From time to time, end users will have ideas or concepts for a new feature. The concept will be expressed as one or more feature items, and get added to a product backlog by the product owner. The team, working together, will figure out how to turn this concept, expressed as one or more epics and subsequently refined them into smaller and clearer user stories as a real product feature to be included in the next sprint for implementation.
The product owner could work together with the team to define an artifact called “the definition of Ready” for ensuring that items at the top of the backlog are ready to be moved into a sprint so that the development team can confidently commit and complete them by the end of a sprint.
Why Definition of Ready?
The Definition of Ready is a set of agreements that lets everyone know when something is ready to begin, e.g., when a user story is ready to be taken into a sprint, or when all necessary conditions are right for a team to start a sprint. An appropriate definition of ready will substantially improve the Scrum team’s chance of successfully meeting its sprint goal. Here is a list of benefits that a properly structured DoR can bring to teams:
- Measure a backlog item’s “ready” state
- Ensure that product backlog items have been thought through “just enough”
- Help the team identify when the product owner or another team member becomes overwhelmed
- Keep the team accountable to each other
- Reduce pressure on the team to commit to estimates before stories are “Ready”

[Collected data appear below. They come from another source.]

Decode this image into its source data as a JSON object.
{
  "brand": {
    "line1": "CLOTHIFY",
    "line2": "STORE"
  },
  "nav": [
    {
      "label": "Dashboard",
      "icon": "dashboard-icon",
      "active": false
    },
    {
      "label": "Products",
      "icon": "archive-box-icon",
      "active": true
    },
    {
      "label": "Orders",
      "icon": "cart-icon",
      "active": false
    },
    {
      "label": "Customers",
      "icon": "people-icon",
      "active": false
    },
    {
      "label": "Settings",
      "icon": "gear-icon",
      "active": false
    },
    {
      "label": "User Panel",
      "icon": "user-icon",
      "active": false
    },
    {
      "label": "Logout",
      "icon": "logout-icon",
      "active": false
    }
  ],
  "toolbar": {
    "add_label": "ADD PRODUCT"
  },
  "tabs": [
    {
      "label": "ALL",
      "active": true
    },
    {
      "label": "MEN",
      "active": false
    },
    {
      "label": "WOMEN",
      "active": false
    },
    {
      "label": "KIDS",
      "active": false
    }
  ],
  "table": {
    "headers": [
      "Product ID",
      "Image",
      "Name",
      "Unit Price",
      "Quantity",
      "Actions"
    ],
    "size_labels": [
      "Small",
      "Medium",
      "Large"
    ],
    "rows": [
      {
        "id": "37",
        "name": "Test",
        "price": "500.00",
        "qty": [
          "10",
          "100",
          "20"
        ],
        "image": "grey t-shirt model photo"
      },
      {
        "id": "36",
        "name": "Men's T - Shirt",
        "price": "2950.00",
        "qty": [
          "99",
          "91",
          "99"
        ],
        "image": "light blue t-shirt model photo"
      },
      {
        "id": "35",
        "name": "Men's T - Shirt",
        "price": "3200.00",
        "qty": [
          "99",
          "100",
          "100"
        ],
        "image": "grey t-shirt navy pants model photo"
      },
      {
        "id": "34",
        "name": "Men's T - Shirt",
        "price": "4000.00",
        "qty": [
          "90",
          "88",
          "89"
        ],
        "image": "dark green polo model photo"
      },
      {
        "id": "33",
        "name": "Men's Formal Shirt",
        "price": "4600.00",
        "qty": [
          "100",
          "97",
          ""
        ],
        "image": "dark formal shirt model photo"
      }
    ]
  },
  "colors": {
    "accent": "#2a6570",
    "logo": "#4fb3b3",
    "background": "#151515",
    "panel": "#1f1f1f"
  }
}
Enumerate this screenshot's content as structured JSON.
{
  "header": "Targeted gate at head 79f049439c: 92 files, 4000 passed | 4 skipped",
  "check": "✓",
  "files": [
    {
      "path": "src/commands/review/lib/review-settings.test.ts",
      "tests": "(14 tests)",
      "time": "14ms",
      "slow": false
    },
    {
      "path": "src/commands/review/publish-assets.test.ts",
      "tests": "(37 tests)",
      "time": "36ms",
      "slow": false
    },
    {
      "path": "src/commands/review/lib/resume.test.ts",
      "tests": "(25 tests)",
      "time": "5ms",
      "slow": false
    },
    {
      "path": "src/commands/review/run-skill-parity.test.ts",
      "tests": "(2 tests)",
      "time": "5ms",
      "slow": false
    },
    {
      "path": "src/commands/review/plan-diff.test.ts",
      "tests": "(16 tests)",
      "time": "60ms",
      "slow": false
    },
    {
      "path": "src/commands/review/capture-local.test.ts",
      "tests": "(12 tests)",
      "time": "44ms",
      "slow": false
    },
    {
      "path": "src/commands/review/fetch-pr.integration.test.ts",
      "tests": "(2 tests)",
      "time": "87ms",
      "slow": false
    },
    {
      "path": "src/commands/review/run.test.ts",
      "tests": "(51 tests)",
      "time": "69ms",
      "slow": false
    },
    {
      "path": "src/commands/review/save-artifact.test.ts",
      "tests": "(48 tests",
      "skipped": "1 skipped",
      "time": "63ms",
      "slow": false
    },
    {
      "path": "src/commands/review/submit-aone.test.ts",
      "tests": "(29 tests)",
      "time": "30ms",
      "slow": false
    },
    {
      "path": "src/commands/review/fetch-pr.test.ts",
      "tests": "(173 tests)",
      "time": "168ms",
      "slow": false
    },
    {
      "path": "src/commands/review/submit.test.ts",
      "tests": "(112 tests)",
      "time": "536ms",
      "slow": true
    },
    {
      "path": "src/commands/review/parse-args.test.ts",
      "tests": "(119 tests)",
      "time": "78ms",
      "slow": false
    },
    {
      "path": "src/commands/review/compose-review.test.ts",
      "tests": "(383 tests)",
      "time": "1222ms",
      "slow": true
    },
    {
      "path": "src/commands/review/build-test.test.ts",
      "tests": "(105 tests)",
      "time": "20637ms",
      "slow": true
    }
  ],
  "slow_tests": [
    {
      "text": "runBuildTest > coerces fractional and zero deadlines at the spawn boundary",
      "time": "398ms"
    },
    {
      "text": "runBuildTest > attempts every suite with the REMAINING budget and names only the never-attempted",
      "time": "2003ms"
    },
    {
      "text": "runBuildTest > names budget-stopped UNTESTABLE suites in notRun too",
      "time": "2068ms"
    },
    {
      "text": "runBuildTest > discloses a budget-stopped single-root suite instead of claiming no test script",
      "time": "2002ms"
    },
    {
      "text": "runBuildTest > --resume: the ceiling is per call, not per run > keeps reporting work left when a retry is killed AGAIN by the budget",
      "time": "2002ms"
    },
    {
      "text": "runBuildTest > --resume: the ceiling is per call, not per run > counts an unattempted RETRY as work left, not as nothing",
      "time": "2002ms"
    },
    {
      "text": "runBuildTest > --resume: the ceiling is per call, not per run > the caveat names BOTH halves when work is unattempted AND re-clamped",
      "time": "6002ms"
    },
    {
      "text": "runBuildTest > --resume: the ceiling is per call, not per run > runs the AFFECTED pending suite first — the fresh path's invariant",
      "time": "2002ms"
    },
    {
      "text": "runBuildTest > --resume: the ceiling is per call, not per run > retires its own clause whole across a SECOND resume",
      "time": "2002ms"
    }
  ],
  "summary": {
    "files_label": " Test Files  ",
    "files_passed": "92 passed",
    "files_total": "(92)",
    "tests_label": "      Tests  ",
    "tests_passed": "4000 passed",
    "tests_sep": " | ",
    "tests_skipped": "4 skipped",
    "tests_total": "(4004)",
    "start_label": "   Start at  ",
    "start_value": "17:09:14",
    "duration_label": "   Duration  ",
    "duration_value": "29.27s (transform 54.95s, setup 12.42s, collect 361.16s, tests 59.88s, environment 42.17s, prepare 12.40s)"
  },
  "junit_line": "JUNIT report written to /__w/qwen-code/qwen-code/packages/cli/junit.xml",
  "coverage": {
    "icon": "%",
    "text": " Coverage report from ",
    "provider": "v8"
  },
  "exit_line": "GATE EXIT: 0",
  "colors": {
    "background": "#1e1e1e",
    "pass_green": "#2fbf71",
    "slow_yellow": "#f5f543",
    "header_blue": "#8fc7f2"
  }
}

- Reduce “requirements churn” in development
Example – Definition of Ready for a Sprint
Different teams will have different Dentition of Ready, and some require less. i.e., some teams just describe the value to the user, prioritize, and write how to demo. Other estimates and communication are in the sprint planning meeting and etc. Here is the sample items to be considered for developing DORs for your team:
- The Sprint Backlog is prioritized
- The Spring Backlog contains all defects, User Stories and other work that the team is committing to
- No hidden work
- All team members have calculated their capacity for the Sprint
- Fulltime on project = X hours per day
- All User Stories meet Definition of Ready
Example – Definition of Ready for a User Story
This section shows a sample Definition of Ready for a user story, and a sample Definition of Ready for a Sprint. You can adopt some of these as baselines or starting points:
- The value of Story to the user is clearly indicated.
- The acceptance criteria for Story have been clearly described.
- User Story dependencies identified
- User Story sized by Delivery Team
- Scrum Team accepts User Experience artifacts
- Performance criteria identified, where appropriate
- Person who will accept the User Story is identified
- The team knows how to demo the story.
The term “Definition of Ready” isn’t described in the Scrum Guide and same as user stories and the Acceptance Criteria embedded in it. Perhaps, you may consider the Definition of Ready is an integral part of the backlog refinement activity, instead of using the Definition of Ready as a sequential and phase-gate checklist. Backlog refinement is an ongoing process, therefore it’s not restricted to an event but considered an activity.